Friday, 24 October 2014

Little Homily

I am reminded by this of a little story that I'd like to share.

The last 'family' holiday my mother dragooned me into was a visit to Paris with her, my old man and my sister.  I must have been about 17.

We stayed at a hotel just near the Arc de Triomphe and did all the usual touristy things.

One evening, in the bar, the old man (who'd been a citizen soldier in the Western Desert and Italy) got into conversation with two other tourists of the same age as him. This was in about 1969 so he'd have been about 63 - about my age now.  The other two tourists, one a German bloke and the other an American were about the same age and discovered that they had also been in the Western Desert and Italy.  Things went well from then on. Their respective wives went to bed. They got stuck into the Kummel.

My mother knocked on my door at some ungodly hour and asked me to go down to the bar to find out how things were.

By that time the three of them had gone through at least two bottles of Kummel, and the overall opinion of the meeting was that WW2 was a bit of a mistake - and entirely the fault of the French anyway...


A K Haart said...

I miss that generation. They all had stories to tell.

Bayard said...

I did read an interesting article that proposed that WWI was entirely the fault of the French. That seemed quite plausible, but WWII?

Anonymous said...

WWII because it was the French who more than anyone insisted on the full implementation of Versailles treaty obligations and burdens on Germany would be one argument for blaming the French.

Another which would also implicate the British [and the Polish]was the refusal to come to the aid of Prague [Munich agreement]and France did until 1938 have a treaty with Czechoslovakia.

The Stigler said...


Actually, it's a bit of a myth about Versailles. There were some reparations, but it was mostly a deception - Germany had to pay around 1/3rd of what the French were told they would be paying.

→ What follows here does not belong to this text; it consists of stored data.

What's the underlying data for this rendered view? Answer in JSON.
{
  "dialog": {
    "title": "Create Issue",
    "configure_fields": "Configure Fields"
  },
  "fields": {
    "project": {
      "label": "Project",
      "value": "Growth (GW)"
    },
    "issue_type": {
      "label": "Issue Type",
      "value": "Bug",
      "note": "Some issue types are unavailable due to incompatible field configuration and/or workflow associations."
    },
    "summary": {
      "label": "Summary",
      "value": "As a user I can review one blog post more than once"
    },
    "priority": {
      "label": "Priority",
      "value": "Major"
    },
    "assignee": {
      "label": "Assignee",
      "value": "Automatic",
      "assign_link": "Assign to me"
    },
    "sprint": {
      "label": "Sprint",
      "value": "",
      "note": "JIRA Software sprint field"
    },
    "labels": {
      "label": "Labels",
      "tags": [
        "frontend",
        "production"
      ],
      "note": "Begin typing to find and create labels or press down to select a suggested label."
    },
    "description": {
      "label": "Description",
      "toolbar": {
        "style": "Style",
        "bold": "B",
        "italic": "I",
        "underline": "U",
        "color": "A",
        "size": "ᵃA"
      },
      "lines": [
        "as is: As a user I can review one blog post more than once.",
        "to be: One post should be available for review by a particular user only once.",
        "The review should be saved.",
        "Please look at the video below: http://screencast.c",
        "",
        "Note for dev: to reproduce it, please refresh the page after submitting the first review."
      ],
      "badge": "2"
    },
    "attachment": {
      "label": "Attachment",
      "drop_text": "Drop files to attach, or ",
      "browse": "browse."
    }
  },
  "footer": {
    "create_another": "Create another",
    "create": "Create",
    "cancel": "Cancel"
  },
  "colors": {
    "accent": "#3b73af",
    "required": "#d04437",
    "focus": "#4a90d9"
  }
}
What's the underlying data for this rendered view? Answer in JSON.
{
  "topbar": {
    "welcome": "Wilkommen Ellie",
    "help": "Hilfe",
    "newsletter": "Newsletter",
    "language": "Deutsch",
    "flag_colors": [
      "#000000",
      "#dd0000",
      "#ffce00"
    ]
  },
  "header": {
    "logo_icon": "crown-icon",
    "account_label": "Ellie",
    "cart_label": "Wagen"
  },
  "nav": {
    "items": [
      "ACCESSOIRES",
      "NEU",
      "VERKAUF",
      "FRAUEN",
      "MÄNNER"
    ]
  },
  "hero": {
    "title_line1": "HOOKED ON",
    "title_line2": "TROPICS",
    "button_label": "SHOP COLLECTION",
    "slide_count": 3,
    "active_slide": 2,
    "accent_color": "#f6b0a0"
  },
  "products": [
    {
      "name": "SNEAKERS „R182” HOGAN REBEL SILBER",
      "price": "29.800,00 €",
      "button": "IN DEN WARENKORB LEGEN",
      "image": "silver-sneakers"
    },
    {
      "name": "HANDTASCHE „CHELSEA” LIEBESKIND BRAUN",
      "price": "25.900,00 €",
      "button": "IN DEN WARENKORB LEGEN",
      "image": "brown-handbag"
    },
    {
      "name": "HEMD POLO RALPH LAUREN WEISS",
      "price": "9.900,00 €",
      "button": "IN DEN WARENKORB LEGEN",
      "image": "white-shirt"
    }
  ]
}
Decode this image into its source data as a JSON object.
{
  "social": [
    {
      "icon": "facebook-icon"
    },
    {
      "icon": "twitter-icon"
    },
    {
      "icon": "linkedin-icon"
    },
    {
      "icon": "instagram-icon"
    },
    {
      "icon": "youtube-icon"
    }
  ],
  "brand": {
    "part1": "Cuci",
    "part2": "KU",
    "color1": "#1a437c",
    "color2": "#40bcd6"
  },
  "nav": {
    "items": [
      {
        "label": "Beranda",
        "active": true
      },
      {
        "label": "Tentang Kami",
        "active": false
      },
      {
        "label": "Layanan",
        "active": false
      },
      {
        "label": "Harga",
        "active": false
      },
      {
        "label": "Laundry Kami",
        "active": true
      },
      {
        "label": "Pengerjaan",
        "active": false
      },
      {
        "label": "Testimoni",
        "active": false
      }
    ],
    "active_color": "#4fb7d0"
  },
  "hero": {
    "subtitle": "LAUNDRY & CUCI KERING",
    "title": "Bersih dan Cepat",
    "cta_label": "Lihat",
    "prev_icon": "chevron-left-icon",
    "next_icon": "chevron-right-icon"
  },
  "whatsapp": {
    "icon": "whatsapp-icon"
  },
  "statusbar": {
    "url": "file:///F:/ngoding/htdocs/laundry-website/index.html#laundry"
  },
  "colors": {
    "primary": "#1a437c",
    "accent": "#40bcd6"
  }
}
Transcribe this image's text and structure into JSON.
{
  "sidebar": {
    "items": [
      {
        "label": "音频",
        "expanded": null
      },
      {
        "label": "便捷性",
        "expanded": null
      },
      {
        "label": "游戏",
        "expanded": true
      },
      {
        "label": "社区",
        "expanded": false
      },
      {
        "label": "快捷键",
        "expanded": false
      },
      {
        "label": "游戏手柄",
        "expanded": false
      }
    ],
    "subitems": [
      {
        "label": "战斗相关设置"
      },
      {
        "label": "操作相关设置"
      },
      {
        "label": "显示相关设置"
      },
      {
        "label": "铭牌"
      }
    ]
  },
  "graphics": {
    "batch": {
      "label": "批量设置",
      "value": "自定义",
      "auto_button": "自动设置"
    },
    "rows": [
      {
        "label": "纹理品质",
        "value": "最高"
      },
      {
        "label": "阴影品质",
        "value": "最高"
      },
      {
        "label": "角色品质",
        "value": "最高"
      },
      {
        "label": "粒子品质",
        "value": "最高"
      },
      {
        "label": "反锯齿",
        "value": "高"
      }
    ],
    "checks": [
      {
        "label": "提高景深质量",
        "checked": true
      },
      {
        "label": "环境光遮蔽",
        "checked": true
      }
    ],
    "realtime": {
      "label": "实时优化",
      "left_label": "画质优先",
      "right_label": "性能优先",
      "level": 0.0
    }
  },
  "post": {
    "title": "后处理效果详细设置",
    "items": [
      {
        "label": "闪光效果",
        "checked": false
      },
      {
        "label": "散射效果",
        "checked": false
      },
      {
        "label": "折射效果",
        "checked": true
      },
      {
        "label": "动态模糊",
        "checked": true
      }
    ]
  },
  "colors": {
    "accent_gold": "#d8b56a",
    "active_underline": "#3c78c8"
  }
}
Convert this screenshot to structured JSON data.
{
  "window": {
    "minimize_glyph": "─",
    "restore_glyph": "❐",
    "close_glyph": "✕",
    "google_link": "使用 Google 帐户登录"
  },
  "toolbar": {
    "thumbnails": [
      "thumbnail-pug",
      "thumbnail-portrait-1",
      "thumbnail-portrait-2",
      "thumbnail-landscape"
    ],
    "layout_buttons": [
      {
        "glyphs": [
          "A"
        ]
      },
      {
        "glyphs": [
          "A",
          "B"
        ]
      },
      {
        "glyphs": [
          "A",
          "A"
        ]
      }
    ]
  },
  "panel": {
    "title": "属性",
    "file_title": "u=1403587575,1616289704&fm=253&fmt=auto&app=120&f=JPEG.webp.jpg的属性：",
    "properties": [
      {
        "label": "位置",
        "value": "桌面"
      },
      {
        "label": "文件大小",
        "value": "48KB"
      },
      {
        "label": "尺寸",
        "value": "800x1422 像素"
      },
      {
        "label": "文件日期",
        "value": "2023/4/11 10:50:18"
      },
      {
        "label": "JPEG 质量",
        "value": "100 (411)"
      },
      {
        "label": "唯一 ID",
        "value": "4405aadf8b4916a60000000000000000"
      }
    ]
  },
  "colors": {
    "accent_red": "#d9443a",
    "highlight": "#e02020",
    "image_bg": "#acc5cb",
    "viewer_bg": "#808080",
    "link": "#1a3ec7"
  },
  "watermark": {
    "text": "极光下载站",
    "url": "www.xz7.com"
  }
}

WW2 was caused by a combination of effects. The rise of the Nazis happened because of the humiliation of reparations, mismanagement of the economy under Weimar and rural peasants supporting Hitler's anti-modernisation agenda.

And once the Nazis got into power and had a dictatorship, you had someone who put the destruction of the Jews and Bolsheviks over the economics of the country.

Pablo said...

Why The German Republic Fell by Bruno Heilig

Anonymous said...

T.S. I put those up as arguable /plausible reasons' to lay blame with France. My own understanding though is that the Versailles treaty was a pretty central factor, and that ultimately even if the envisaged reparations may not have materialised [Germany just repudiated them] they were due and paid in large amounts in the crucial period after the war prior to the French invasion and subsequent to it. Part of the issue was that whilst reparations were due Germany was effectively shut out of international markets if it paid them [via impoverishment] or if it defaulted. The occupation of the Ruhr [Germany's industrial heartland] by the French in 1923 at the culmination of a crisis [including non payment of reparations]which had began immediately after the end of the war. At this stage reparations were very much central to Germany's economic ills. It was in the aftermath of this that hyperinflation ensues and directly with it ultra nationalism including but not only the Nazi Party's rise to eventual power can all be traced to this time.

Furthermore there was a plan to reduce future reparations [the Young plan]which disappointed German expectations [only approx' 15% reduction was achieved].

Much of the financial issue revolved around war debts owed by the Brits and French to the US. They wanted the US to forgive some of those debts before they could do likewise with Germany and Congress was not in the mood to do play ball. All this is from a very well received book by Adam Tooze. Wages of Destruction. 'The making and breaking of the Nazi Economy'. [2006].

He goes on to say that even much later, after 1929 Versailles had serious ramifications "one key factor contributing to the destabilization of the Weimar Republic after 1929 was the disappointment of the hopes invested in America's 'new order' by Germany's pro-Republican forces." and reference this disappointment he specifically cites a "comprehensive revision to Versaille terms" which had been hoped for fails to materialise.

Steven_L said...

The French did bugger all when Hitler marched his troops into the Rhineland?